Audio Review: Project Twilight
I’ve mentioned before in the Doctor Who podcast I co-host, The Raggedy Podcast, that Joss Whedon really has a lot to answer for. Since the introduction of the Buffy the Vampire Slayer television show in 1997, vampires seem to be consistently “in.” Every fantasy and science fiction story delves into the idea of vampires at one time or another, and with crap like Twilight and The Vampire Diaries releasing their various plagues on the entertainment world, it seems like the genre-spanning trope is here to stay.
Doctor Who has ventured into vampire territory several times, including on television (Fourth Doctor story “State of Decay,” new Series Five’s “The Vampires of Venice”), novels (Virgin New Adventures Blood Harvest, Paul Cornell’s Missing Adventure Goth Opera, Eighth Doctor Adventures Vampire Science and The Eight Doctors), and as of “Project: Twilight,” the audios as well. These various stories have been met varying receptions, but I think generally Doctor Who has managed to handle vampires pretty well.

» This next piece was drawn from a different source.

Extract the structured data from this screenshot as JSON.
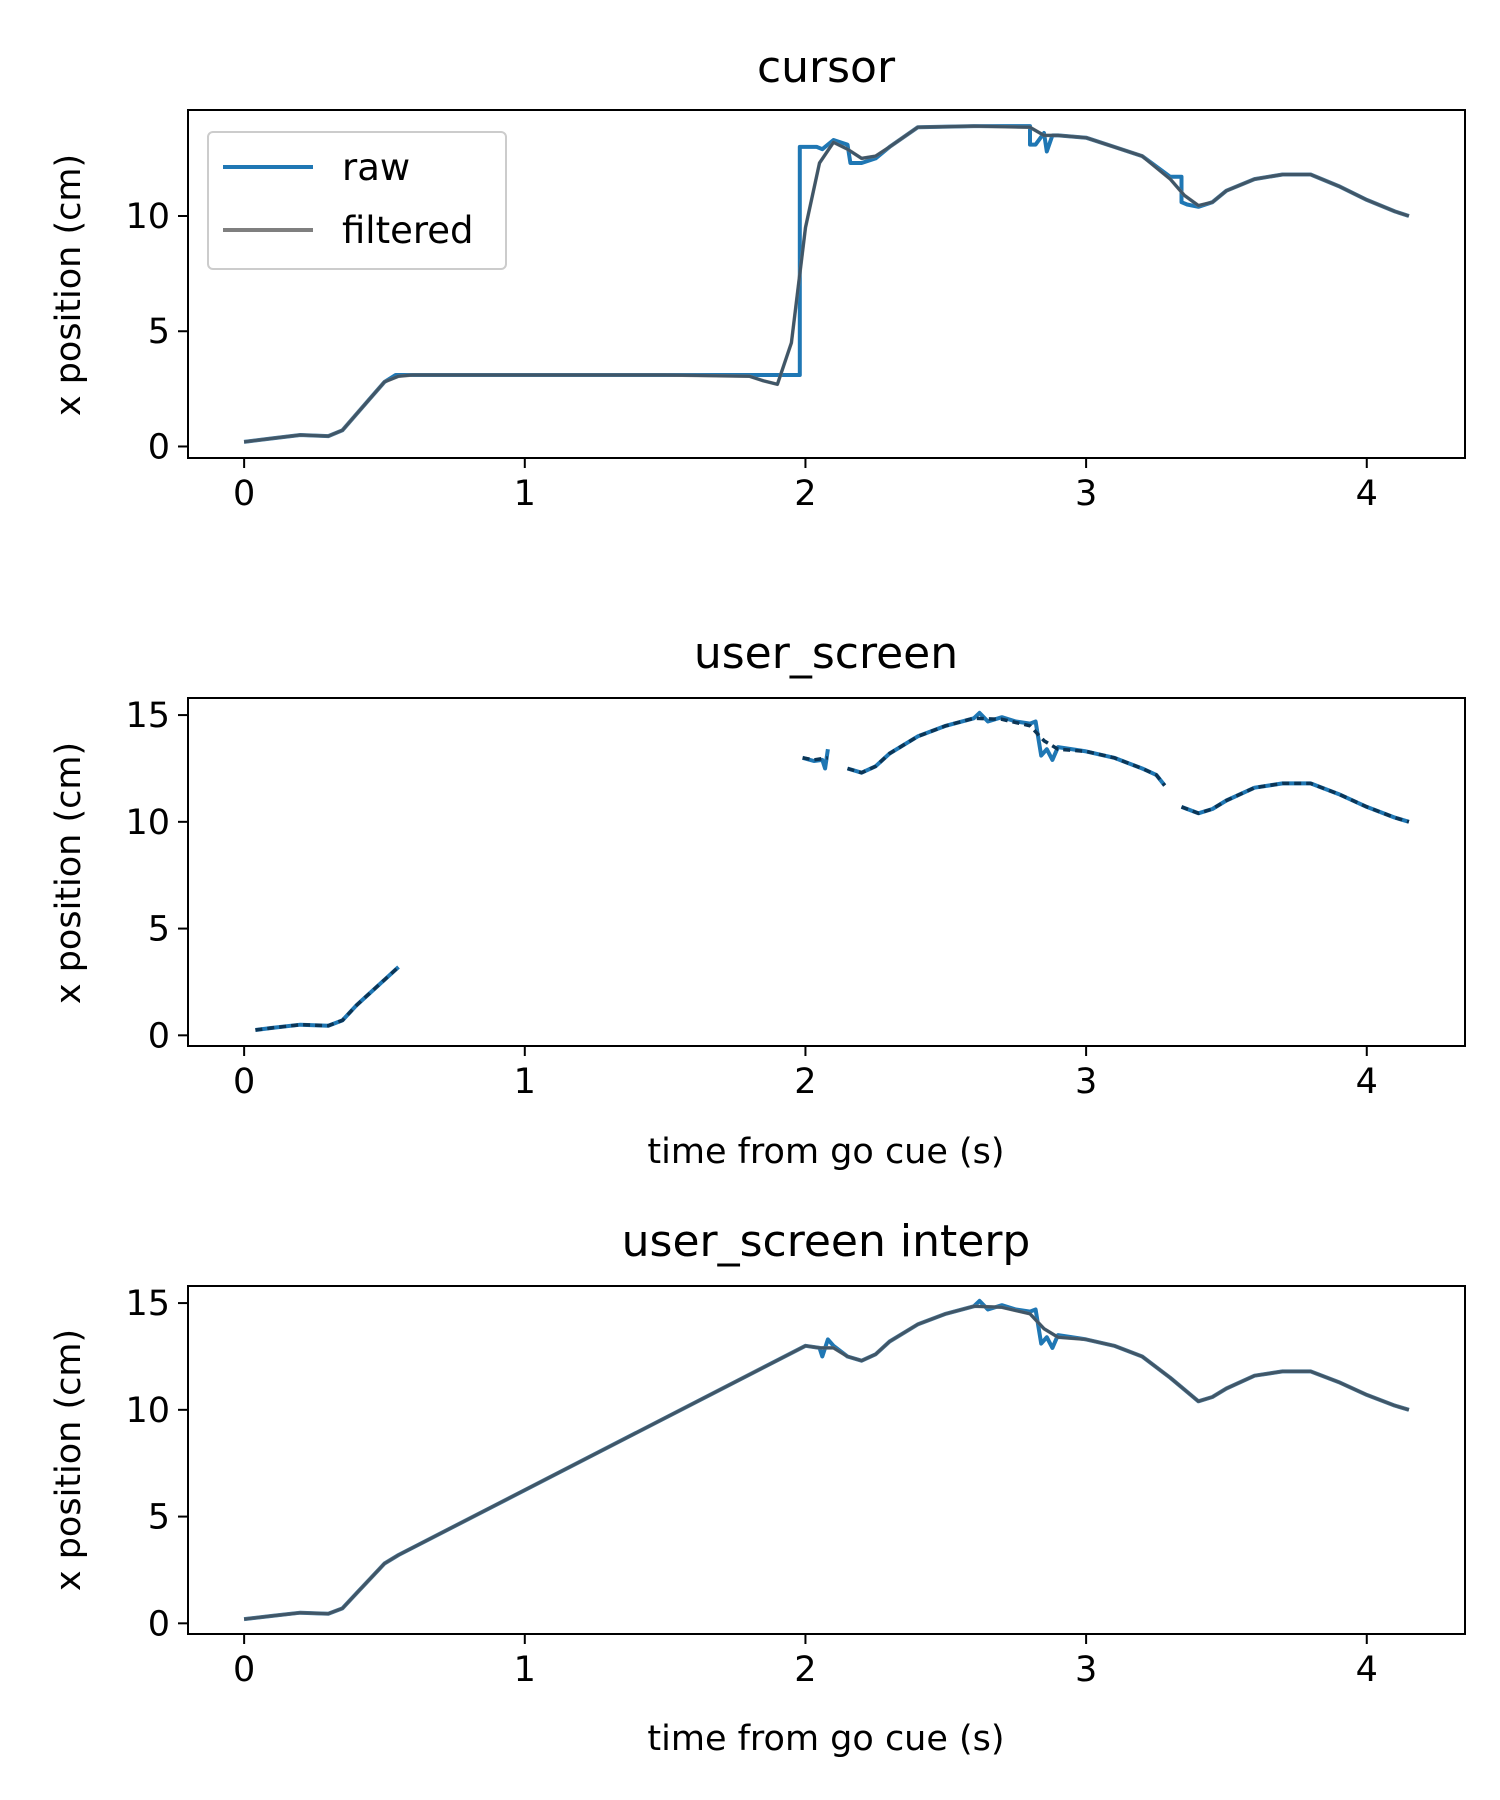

The Doctor and Evelyn Smythe (a far superior companion to either of Colin Baker’s television sidekicks) find themselves in southeast London, on the bank of the river Thames, looking for a good Chinese takeout place. Some kind of inhuman stalker is killing a bunch of locals in the nearby streets, and the Doctor realizes something strange is going on when the bodies appear to be not only mutilated, but eaten.

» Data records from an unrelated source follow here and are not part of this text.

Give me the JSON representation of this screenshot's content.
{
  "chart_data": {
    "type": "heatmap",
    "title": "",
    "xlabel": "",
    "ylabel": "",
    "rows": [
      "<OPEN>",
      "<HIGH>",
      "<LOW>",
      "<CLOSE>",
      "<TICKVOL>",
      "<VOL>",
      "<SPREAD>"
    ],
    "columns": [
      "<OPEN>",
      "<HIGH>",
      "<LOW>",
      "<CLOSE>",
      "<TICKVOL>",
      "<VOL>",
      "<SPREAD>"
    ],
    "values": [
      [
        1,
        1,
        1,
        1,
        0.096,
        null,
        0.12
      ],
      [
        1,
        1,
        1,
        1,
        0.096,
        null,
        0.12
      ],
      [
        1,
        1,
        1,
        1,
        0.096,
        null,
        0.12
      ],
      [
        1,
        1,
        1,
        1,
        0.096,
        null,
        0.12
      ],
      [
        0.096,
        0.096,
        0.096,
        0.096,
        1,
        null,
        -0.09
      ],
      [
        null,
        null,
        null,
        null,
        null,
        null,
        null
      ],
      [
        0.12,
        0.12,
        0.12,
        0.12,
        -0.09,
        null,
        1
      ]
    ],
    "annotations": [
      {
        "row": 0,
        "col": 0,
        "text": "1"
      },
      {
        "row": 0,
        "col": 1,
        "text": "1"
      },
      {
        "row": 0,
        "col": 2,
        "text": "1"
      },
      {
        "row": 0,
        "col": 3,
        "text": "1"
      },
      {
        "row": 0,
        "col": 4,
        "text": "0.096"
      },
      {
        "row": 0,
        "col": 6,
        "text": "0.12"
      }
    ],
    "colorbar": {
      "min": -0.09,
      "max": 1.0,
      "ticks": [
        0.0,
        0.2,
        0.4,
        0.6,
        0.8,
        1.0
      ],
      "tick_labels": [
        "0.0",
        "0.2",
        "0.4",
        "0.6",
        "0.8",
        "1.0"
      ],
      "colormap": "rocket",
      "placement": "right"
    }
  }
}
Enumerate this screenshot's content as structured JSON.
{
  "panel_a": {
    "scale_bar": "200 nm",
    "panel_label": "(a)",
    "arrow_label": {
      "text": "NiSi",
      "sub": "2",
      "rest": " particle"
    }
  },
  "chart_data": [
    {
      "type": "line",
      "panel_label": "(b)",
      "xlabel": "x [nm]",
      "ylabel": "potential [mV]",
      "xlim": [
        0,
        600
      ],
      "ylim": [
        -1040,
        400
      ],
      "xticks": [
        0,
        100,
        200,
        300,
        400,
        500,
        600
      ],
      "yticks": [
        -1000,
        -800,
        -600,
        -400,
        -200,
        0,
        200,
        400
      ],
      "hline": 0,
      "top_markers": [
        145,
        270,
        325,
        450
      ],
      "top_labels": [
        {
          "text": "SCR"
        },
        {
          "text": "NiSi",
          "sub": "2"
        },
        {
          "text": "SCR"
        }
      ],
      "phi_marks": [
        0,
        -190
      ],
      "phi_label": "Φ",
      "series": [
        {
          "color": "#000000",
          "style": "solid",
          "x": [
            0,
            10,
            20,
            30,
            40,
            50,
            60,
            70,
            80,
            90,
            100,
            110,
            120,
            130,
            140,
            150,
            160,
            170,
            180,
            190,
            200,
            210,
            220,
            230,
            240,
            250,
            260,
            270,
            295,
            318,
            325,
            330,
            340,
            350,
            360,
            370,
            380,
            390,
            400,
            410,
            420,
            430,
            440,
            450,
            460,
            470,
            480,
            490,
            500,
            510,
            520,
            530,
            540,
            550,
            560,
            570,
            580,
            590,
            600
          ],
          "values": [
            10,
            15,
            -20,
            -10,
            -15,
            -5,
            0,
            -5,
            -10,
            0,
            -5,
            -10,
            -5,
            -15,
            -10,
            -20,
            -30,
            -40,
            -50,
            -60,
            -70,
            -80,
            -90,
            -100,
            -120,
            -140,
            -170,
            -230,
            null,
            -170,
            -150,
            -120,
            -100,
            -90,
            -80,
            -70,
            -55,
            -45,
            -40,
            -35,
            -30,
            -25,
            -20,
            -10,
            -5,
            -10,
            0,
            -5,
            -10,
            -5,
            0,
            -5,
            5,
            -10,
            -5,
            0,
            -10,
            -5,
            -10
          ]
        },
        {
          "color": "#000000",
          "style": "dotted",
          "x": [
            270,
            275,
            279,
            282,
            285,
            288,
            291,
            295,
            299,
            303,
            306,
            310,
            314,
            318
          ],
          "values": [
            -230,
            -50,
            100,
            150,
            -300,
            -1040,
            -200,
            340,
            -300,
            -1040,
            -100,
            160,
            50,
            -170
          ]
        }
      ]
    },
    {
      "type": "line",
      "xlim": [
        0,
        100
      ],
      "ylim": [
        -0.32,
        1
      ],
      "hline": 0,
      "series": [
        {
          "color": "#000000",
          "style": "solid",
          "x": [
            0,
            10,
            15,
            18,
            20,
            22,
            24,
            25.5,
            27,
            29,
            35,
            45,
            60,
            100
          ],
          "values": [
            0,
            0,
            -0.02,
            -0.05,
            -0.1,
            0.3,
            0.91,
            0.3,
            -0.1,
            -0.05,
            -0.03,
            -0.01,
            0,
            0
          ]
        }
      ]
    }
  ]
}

“Project: Twilight” is a really brilliantly paced story; the way the first part is written, I was very quickly engaged in how the story was rolling. I knew right away that vampires were involved, and it took the Doctor and friends the first half of the story to figure it out, but I really enjoyed the ride, despite getting a little irritated that it took the Doctor so long to figure it out.
I think some of the performances in this story are particularly strong, even from the supporting cast. The bad guys are clearly bad guys from square one, but I don’t think Doctor Who has ever been really known for ambiguity in its villainy. Maggie Stables is awesome as Evelyn Smythe; it really makes me wish Colin Baker had been allowed to actually have a decent companion on screen. This isn’t an awe-inspiring story, but I really enjoyed it anyway.